C’est déjà un grand mystère que de réaliser cette confiance du Très-Haut qui se remet entre nos mains. Et nous pouvons déjà nous émerveiller de cette prévenance de Dieu qui se rend à ce point accessible. Mais nous pouvons comprendre qu’à cette confiance du Seigneur doit répondre une disposition particulière de l’homme qui d’une certaine manière devient responsable du Don de Dieu. Cependant cette responsabilité ne concerne pas seulement ceux qui sont chargé de distribuer la grâce en son nom. C’est pourquoi saint Paul rappelle aux Corinthiens leur propre responsabilité : « chaque fois que vous mangez ce pain et que vous buvez à cette coupe vous proclamez la mort du Seigneur jusqu’à ce qu’il vienne » et le texte continue par un verset qu’il est un peu dommage qu’on ne lise jamais à la messe : « Et celui qui aura mangé le pain ou bu la coupe du Seigneur d’une manière indigne devra répondre du corps et du sang du Seigneur ».
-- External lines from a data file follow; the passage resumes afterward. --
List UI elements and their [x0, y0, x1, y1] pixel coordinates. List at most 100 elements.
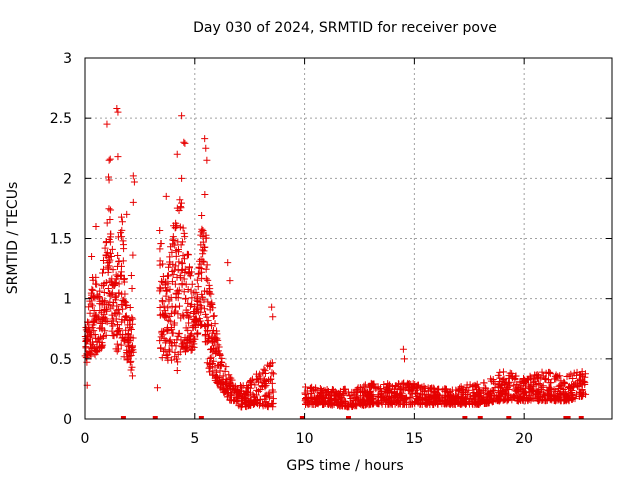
data-point	[184, 326, 192, 334]
data-point	[535, 379, 543, 387]
data-point	[91, 314, 99, 322]
data-point	[473, 380, 481, 388]
zero-point	[565, 416, 571, 419]
data-point	[197, 303, 205, 311]
data-point	[184, 286, 192, 294]
data-point	[115, 306, 123, 314]
data-point	[221, 367, 229, 375]
data-point	[108, 290, 116, 298]
data-point	[90, 327, 98, 335]
data-point	[414, 399, 422, 407]
data-point	[99, 257, 107, 265]
data-point	[180, 288, 188, 296]
x-tick-label: 10	[296, 431, 314, 447]
data-point	[469, 383, 477, 391]
data-point	[252, 391, 260, 399]
data-point	[484, 391, 492, 399]
data-point	[420, 382, 428, 390]
data-point	[256, 374, 264, 382]
data-point	[444, 389, 452, 397]
data-point	[568, 387, 576, 395]
data-point	[227, 374, 235, 382]
data-point	[103, 249, 111, 257]
data-point	[268, 303, 276, 311]
data-point	[226, 277, 234, 285]
data-point	[420, 394, 428, 402]
data-point	[87, 344, 95, 352]
data-point	[89, 286, 97, 294]
data-point	[100, 289, 108, 297]
data-point	[317, 390, 325, 398]
data-point	[489, 397, 497, 405]
data-point	[261, 367, 269, 375]
data-point	[168, 302, 176, 310]
data-point	[204, 327, 212, 335]
data-point	[264, 361, 272, 369]
data-point	[127, 357, 135, 365]
data-point	[169, 271, 177, 279]
data-point	[207, 353, 215, 361]
data-point	[576, 388, 584, 396]
data-point	[103, 120, 111, 128]
data-point	[511, 385, 519, 393]
data-point	[105, 205, 113, 213]
data-point	[516, 378, 524, 386]
data-point	[494, 388, 502, 396]
data-point	[123, 210, 131, 218]
x-tick-label: 15	[405, 431, 423, 447]
data-point	[192, 288, 200, 296]
data-point	[195, 264, 203, 272]
data-point	[209, 304, 217, 312]
data-point	[201, 243, 209, 251]
data-point	[106, 155, 114, 163]
data-point	[173, 355, 181, 363]
data-point	[129, 198, 137, 206]
data-point	[361, 381, 369, 389]
data-point	[101, 327, 109, 335]
data-point	[161, 307, 169, 315]
data-point	[194, 329, 202, 337]
data-point	[556, 372, 564, 380]
data-point	[348, 403, 356, 411]
data-point	[178, 174, 186, 182]
data-point	[94, 346, 102, 354]
data-point	[382, 392, 390, 400]
data-point	[224, 259, 232, 267]
data-point	[245, 384, 253, 392]
data-point	[227, 382, 235, 390]
data-point	[113, 331, 121, 339]
data-point	[560, 386, 568, 394]
data-point	[93, 348, 101, 356]
y-tick-label: 1	[63, 292, 72, 308]
data-point	[487, 375, 495, 383]
data-point	[329, 386, 337, 394]
data-point	[118, 233, 126, 241]
data-point	[157, 240, 165, 248]
data-point	[510, 381, 518, 389]
data-point	[301, 389, 309, 397]
data-point	[199, 227, 207, 235]
zero-point	[506, 416, 512, 419]
data-point	[96, 300, 104, 308]
data-point	[206, 354, 214, 362]
data-point	[512, 372, 520, 380]
data-point	[210, 357, 218, 365]
data-point	[123, 336, 131, 344]
data-point	[109, 282, 117, 290]
data-point	[112, 315, 120, 323]
data-point	[164, 304, 172, 312]
data-point	[170, 266, 178, 274]
data-point	[414, 384, 422, 392]
data-point	[236, 390, 244, 398]
data-point	[130, 178, 138, 186]
data-point	[166, 336, 174, 344]
data-point	[205, 332, 213, 340]
data-point	[174, 332, 182, 340]
data-point	[174, 245, 182, 253]
data-point	[547, 394, 555, 402]
data-point	[106, 249, 114, 257]
data-point	[160, 335, 168, 343]
data-points	[81, 105, 590, 419]
data-point	[214, 336, 222, 344]
data-point	[119, 305, 127, 313]
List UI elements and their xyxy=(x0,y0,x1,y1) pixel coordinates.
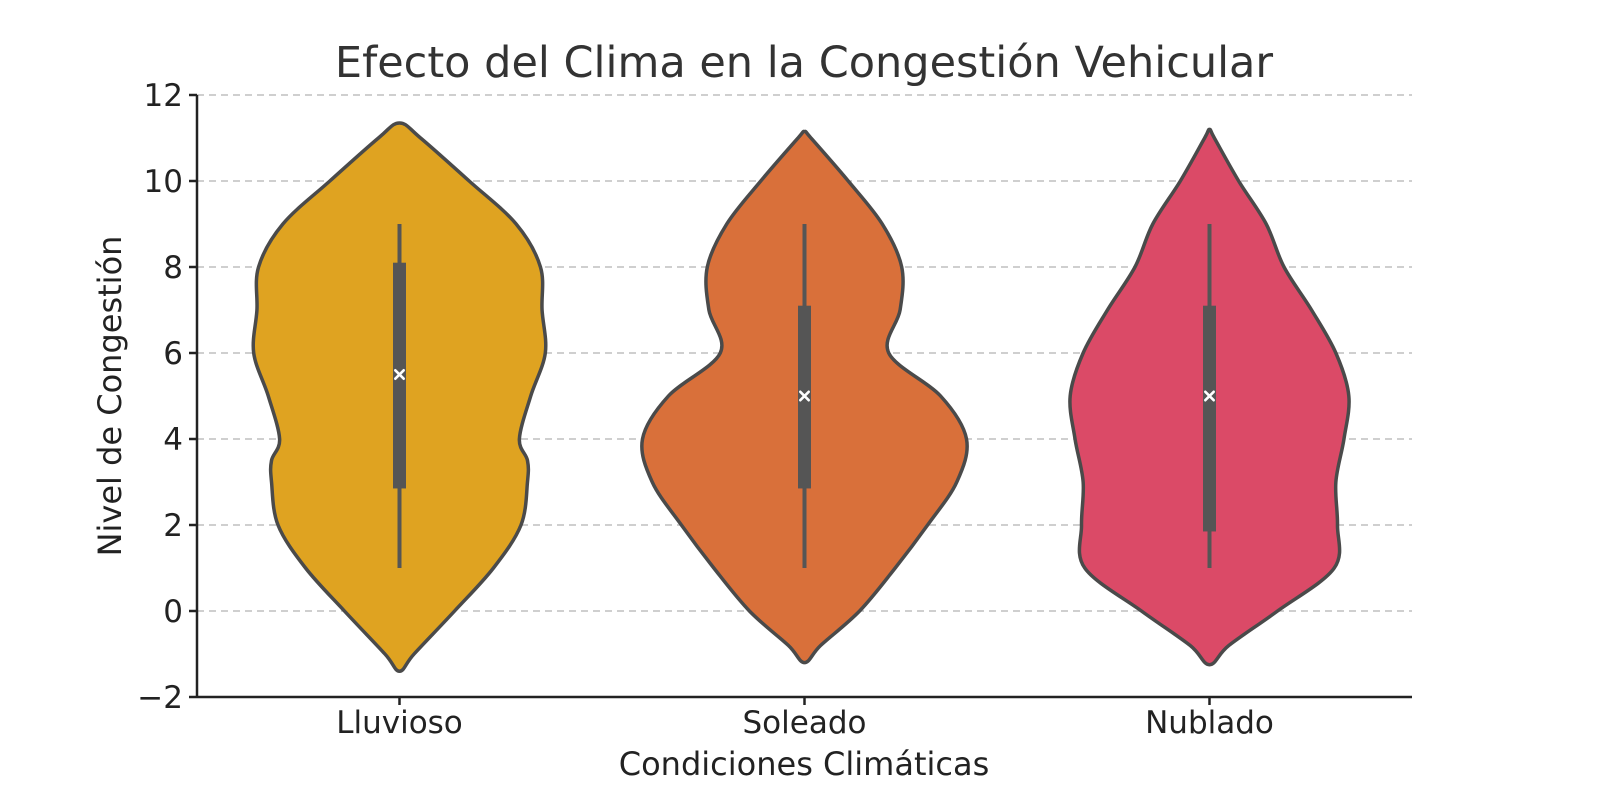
y-tick-label: 8 xyxy=(163,250,183,286)
box-plots xyxy=(393,224,1216,568)
y-axis-label: Nivel de Congestión xyxy=(91,236,129,557)
y-tick-label: −2 xyxy=(137,680,183,716)
y-tick-label: 10 xyxy=(144,164,183,200)
x-ticks: Lluvioso Soleado Nublado xyxy=(336,697,1274,741)
y-tick-label: 4 xyxy=(163,422,183,458)
y-tick-label: 6 xyxy=(163,336,183,372)
x-tick-label: Soleado xyxy=(743,705,867,741)
y-ticks: −2 0 2 4 6 8 10 12 xyxy=(137,78,197,716)
median-marker xyxy=(798,390,811,402)
iqr-box xyxy=(1203,305,1216,532)
y-tick-label: 12 xyxy=(144,78,183,114)
chart-title: Efecto del Clima en la Congestión Vehicu… xyxy=(335,38,1273,88)
x-axis-label: Condiciones Climáticas xyxy=(619,745,990,783)
x-tick-label: Lluvioso xyxy=(336,705,463,741)
y-tick-label: 2 xyxy=(163,508,183,544)
median-marker xyxy=(393,368,406,381)
median-marker xyxy=(1204,390,1215,402)
x-tick-label: Nublado xyxy=(1145,705,1274,741)
y-tick-label: 0 xyxy=(163,594,183,630)
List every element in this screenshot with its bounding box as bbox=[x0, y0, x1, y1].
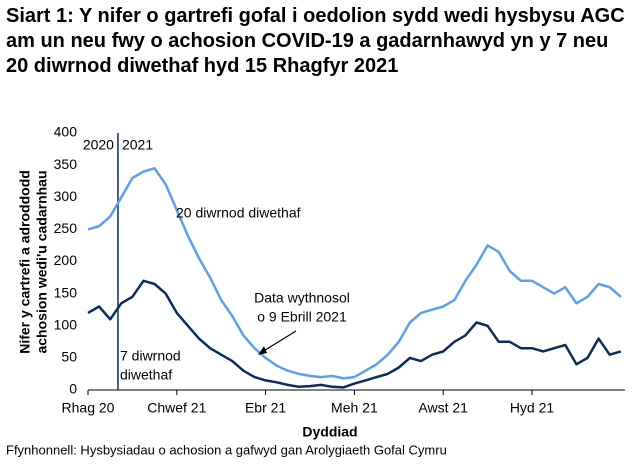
source: Ffynhonnell: Hysbysiadau o achosion a ga… bbox=[6, 442, 447, 457]
x-tick-label: Rhag 20 bbox=[62, 400, 115, 416]
x-axis-label: Dyddiad bbox=[302, 424, 357, 440]
year-label: 2021 bbox=[122, 137, 153, 153]
y-axis-label-line: achosion wedi'u cadarnhau bbox=[34, 170, 50, 353]
y-axis-label-line: Nifer y cartrefi a adroddodd bbox=[17, 170, 33, 354]
chart-title: Siart 1: Y nifer o gartrefi gofal i oedo… bbox=[6, 5, 625, 77]
x-tick-label: Hyd 21 bbox=[510, 400, 555, 416]
x-tick-label: Meh 21 bbox=[331, 400, 378, 416]
annotation: 20 diwrnod diwethaf bbox=[176, 205, 301, 221]
series-line bbox=[87, 279, 622, 389]
annotation-arrow bbox=[261, 330, 297, 353]
y-axis-label: Nifer y cartrefi a adroddodd achosion we… bbox=[17, 170, 50, 354]
annotation-arrowhead bbox=[258, 346, 267, 355]
x-tick-label: Chwef 21 bbox=[147, 400, 206, 416]
annotation: o 9 Ebrill 2021 bbox=[257, 309, 347, 325]
y-tick-label: 350 bbox=[54, 156, 78, 172]
annotation: diwethaf bbox=[120, 367, 172, 383]
y-tick-label: 250 bbox=[54, 220, 78, 236]
y-tick-label: 0 bbox=[69, 381, 77, 397]
y-tick-label: 200 bbox=[54, 252, 78, 268]
y-tick-label: 300 bbox=[54, 188, 78, 204]
series-line bbox=[87, 167, 622, 380]
y-tick-label: 50 bbox=[61, 349, 77, 365]
annotation: Data wythnosol bbox=[254, 290, 350, 306]
y-tick-label: 100 bbox=[54, 316, 78, 332]
x-tick-label: Ebr 21 bbox=[245, 400, 286, 416]
annotation: 7 diwrnod bbox=[120, 348, 181, 364]
year-label: 2020 bbox=[83, 137, 114, 153]
y-tick-label: 400 bbox=[54, 124, 78, 140]
y-tick-label: 150 bbox=[54, 284, 78, 300]
x-tick-label: Awst 21 bbox=[418, 400, 468, 416]
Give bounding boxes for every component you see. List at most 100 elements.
Fêter le Saint-Sacrement, ce n’est pas seulement s’extasier devant la grandeur du trésor qui nous est proposé, c’est aussi accepter que ce qui nous est donné nous engage. Si Dieu se remet entre nos mains, ce n’est pas pour nous gonfler de l’orgueil d’une faveur inouïe, c’est pour que nous puissions témoigner de son amour généreux. Il ne suffit pas de multiplier les gestes de vénération : c’est ce tout ce que nous faisons et tout ce que nous sommes qui doit retentir de sa Parole et resplendir de sa Présence.
Que la Vierge Marie, Avocate des Toulonnais, nous apprenne à recevoir le Corps du Christ. Arche de la Nouvelle Alliance qu’elle ouvre nos cœurs à la présence de celui qui se donne à nous. Trône de la Sagesse qu’elle nous montre comment se laisser transformer par le Don de Dieu. Mère du Bel Amour qu’elle nous fasse rayonner de ce que nous avons reçu, pour que nous puissions demeurer en lui comme il demeure en nous, dès maintenant et pour les siècles des siècles.